Invest in what you understand

One of the best, but often overlooked, advice ever given by one of the world’s most successful investors – Warren Buffett – is that lay investors should only invest their money in companies and instruments that they fully understand. .

If you are a professional in the financial services, oil and gas, or aviation industry, you will likely feel more comfortable analyzing companies in these industries than tech or engineering companies.

By investing in things that you understand, you can gain an edge over other market participants and this might help you identify opportunities that others cannot see. In financial jargon, it’s called alpha.

Additionally, should the market fall, you will be able to keep your nerves in check as you can determine if the correction is unwarranted or if there is enough evidence to support the decline. This judgment will help you make more accurate and informed decisions.

Follow the principle of the safety margin

Warren Buffett’s mentor, Benjamin Graham, introduced the concept of “safety margin”In 1949 and since then it has become the pinnacle of value-driven investing methodology.

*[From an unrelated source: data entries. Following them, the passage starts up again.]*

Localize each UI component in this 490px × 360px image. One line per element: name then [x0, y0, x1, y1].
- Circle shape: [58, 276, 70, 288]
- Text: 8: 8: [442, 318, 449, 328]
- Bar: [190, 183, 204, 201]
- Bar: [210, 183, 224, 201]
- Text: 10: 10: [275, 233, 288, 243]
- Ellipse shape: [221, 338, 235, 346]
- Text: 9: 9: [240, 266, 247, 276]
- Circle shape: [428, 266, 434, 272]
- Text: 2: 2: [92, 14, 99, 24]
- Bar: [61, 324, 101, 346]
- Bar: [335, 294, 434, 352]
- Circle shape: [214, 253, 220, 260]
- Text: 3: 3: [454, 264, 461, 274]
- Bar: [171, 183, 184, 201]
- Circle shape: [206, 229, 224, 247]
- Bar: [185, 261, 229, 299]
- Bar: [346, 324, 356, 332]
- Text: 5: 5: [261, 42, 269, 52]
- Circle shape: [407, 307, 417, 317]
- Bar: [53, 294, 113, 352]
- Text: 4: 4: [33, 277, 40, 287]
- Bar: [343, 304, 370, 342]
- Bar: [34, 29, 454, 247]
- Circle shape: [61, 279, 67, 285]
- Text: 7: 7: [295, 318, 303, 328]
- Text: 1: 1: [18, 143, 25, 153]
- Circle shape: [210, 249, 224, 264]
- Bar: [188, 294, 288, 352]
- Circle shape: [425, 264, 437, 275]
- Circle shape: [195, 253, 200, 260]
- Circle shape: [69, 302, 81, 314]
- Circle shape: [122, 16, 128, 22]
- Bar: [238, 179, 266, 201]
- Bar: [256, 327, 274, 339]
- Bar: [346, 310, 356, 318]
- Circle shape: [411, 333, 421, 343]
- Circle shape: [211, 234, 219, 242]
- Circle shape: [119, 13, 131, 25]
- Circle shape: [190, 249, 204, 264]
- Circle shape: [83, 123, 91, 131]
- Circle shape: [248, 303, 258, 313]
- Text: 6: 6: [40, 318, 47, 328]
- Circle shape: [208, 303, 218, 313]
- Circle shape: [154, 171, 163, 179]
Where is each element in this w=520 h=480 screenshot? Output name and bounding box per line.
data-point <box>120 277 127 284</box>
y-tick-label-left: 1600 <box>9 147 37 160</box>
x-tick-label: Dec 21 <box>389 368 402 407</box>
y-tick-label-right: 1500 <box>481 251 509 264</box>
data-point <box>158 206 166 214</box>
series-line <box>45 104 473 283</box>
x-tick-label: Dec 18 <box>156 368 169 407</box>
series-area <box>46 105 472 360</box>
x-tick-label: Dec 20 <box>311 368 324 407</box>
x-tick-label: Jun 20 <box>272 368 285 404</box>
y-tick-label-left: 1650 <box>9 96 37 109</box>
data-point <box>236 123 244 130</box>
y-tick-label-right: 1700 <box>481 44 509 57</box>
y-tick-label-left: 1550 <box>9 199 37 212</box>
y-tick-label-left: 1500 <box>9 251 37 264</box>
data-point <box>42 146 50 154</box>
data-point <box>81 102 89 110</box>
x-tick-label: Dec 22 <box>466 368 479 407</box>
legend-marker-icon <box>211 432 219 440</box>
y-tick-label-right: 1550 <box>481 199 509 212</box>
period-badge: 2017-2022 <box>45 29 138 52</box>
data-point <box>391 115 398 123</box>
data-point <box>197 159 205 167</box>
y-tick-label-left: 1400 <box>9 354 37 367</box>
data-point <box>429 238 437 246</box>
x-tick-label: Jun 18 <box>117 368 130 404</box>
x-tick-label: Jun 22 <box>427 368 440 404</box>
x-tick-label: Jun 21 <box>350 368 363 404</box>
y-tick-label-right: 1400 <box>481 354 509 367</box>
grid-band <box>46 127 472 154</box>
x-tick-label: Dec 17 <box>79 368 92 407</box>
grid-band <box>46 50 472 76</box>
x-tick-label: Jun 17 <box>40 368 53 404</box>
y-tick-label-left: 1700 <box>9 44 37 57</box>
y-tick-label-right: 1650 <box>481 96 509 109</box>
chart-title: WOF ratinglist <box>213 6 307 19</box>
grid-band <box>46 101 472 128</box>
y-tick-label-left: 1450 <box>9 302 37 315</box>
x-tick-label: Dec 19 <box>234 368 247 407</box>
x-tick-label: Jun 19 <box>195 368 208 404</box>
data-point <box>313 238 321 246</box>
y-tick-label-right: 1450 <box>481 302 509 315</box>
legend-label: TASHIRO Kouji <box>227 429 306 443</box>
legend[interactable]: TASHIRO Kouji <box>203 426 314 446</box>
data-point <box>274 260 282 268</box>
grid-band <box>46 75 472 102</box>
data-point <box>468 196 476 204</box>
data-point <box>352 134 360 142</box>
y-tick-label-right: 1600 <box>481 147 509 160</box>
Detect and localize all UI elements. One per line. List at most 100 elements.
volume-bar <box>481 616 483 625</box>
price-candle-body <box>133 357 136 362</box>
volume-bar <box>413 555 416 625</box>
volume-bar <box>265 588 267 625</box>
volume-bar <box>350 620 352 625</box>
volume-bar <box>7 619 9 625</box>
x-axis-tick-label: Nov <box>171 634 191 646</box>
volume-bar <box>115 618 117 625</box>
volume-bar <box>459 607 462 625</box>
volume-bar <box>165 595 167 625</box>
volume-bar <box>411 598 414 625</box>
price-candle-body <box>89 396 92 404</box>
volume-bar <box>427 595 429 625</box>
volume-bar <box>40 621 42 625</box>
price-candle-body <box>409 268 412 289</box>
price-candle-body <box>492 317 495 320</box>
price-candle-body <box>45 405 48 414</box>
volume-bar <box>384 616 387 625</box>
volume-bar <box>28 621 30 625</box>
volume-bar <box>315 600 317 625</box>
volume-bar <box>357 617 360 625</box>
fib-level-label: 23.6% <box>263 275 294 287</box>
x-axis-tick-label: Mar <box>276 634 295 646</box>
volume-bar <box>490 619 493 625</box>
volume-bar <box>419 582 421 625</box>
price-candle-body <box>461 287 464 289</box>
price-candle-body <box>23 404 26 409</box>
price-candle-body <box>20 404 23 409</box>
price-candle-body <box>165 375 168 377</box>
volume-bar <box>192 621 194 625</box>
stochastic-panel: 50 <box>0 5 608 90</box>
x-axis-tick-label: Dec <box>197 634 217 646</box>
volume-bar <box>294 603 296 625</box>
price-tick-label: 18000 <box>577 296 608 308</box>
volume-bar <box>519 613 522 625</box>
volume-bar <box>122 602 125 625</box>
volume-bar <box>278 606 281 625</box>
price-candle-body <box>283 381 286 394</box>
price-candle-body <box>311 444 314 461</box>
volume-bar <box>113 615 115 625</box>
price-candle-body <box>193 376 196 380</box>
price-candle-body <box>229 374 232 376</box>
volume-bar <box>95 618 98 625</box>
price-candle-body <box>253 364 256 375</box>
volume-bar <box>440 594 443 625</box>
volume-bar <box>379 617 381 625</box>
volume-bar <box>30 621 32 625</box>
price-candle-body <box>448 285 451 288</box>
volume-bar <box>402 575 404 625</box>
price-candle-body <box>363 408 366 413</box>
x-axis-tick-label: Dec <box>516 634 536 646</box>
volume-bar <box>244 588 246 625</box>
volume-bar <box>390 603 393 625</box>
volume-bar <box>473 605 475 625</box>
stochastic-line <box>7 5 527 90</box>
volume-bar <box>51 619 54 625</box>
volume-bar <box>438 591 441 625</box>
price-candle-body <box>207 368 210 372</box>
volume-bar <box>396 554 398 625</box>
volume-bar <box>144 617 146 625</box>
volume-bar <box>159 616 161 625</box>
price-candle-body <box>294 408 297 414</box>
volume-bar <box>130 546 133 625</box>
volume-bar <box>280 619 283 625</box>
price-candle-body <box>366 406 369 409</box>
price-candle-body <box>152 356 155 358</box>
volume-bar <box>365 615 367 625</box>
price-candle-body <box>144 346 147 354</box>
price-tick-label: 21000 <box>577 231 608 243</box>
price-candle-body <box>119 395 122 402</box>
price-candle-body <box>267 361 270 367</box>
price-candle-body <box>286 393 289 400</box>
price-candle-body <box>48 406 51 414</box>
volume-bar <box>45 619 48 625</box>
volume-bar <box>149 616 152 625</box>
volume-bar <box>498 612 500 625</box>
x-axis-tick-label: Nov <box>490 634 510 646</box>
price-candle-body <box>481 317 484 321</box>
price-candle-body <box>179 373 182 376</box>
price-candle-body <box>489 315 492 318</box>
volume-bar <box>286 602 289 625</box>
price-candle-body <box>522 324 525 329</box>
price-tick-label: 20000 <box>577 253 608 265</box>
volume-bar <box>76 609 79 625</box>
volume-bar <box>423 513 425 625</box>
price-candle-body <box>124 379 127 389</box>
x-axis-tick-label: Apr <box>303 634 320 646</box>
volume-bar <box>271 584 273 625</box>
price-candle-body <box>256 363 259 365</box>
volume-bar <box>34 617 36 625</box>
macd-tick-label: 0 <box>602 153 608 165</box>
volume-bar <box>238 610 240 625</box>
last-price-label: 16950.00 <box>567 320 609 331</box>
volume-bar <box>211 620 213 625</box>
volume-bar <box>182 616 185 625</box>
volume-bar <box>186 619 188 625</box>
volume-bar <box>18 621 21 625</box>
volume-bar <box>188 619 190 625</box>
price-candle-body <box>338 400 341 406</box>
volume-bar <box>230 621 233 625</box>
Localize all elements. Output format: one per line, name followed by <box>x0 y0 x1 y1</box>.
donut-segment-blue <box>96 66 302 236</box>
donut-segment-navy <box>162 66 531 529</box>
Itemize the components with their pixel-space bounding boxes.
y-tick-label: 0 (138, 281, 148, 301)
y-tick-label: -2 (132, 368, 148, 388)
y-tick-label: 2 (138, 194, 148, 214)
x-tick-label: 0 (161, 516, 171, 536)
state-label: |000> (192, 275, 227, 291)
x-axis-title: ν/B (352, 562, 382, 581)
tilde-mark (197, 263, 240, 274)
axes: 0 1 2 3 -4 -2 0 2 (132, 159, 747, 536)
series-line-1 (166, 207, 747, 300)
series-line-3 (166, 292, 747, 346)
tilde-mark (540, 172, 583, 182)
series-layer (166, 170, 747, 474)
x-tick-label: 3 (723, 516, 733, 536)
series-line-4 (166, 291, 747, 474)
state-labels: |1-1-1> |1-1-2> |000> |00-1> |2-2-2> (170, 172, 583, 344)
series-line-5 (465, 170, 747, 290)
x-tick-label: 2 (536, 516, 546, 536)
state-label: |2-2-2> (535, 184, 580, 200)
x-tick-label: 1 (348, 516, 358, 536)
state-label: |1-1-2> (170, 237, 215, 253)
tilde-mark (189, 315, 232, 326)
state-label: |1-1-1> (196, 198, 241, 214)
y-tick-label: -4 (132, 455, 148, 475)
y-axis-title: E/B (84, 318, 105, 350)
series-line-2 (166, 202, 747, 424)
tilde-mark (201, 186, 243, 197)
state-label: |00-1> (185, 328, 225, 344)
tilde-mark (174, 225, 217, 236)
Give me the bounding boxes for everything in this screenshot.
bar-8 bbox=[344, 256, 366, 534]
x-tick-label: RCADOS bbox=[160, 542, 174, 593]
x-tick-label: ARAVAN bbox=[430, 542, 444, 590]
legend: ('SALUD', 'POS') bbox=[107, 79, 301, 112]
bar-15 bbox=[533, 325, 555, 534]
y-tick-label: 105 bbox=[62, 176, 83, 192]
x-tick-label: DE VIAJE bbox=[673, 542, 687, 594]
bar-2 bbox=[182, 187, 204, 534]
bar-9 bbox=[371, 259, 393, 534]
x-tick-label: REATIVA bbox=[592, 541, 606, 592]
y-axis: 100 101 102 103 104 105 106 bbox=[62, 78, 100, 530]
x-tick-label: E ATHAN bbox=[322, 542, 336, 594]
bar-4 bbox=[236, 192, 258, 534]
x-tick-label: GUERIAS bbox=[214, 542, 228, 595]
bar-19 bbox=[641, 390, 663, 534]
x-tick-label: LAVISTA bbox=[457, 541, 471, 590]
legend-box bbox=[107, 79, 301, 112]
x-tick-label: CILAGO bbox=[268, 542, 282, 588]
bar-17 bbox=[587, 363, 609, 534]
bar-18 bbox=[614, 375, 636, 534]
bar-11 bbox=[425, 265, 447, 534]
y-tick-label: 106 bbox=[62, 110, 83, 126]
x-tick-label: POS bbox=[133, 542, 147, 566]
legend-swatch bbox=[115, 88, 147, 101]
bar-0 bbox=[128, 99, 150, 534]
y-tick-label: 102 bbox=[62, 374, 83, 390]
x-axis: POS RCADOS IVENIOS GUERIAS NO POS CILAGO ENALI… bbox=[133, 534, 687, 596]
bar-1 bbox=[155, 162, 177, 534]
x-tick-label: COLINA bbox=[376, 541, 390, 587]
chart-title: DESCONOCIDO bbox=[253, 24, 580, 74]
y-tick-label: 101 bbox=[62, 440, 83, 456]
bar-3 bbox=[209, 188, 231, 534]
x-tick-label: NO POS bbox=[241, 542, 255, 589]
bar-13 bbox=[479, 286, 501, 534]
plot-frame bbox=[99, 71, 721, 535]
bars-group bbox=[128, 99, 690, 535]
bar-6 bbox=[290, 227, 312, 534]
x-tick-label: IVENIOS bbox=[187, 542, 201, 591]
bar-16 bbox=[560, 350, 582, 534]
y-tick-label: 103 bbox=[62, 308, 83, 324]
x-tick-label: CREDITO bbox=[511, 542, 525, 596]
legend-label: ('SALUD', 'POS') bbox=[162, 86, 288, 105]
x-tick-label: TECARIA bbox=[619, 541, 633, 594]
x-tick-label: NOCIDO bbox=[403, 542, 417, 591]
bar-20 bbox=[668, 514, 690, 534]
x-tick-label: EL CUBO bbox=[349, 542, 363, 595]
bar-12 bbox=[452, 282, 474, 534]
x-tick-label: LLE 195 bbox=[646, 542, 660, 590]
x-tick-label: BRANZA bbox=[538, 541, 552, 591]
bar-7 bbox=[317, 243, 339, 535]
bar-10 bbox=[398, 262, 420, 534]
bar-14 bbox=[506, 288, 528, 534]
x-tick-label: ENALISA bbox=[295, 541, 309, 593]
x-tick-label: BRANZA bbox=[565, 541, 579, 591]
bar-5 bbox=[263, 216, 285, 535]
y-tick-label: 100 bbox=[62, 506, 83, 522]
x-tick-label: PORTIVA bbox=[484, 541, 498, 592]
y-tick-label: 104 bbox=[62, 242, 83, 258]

What this concept says is that after you have rated a certain company, you have to assume that you could be wrong with your valuation by at least 25%. Therefore, if the price the market gives you is still attractive enough after deducting this 25% reduction from your valuation, then you should continue investing.

The advantage of following this principle is that you will leave a margin of error on your estimates which is perfectly possible even for the most seasoned investors.

Use stop-loss orders

Stop orders were introduced by brokers to help investors limit their losses by setting a price at which they will be willing to sell their securities in the event the market turns against them.

This price is known as the stop price and it is important for investors who follow a self-directed approach to know what that price is for each of their holdings so that they can set those orders accordingly to avoid huge losses.

The importance of waist positioning

Positioning sizing, also called asset allocation, is a practice of monitoring the percentage that each investment represents in relation to the total portfolio. Most successful investors understand the importance of limiting the size of their positions to avoid being overly exposed to certain sectors of the market or to individual stocks that could drag the entire portfolio with them in case things turn out. wrong.

Likewise, you should limit the size of each of the holdings in your portfolio to a manageable number. Cryptocurrencies are one example. Even if they offer good potential, their withdrawal is sometimes also huge.

Therefore, to avoid a sharp drop in your account balance if the overall crypto market is heading south, you can limit your exposure to these financial assets to 5% to 10% depending on your risk tolerance. .

Final result

Portfolio management investing seems easier than it actually is, as investors might, in some cases, ignore the importance of risk management over the well-advertised importance of seeking return.

In this regard, by following some of the recommendations and tools outlined above, you can increase the chances of producing positive returns on your investments while limiting your losses in case things go as planned.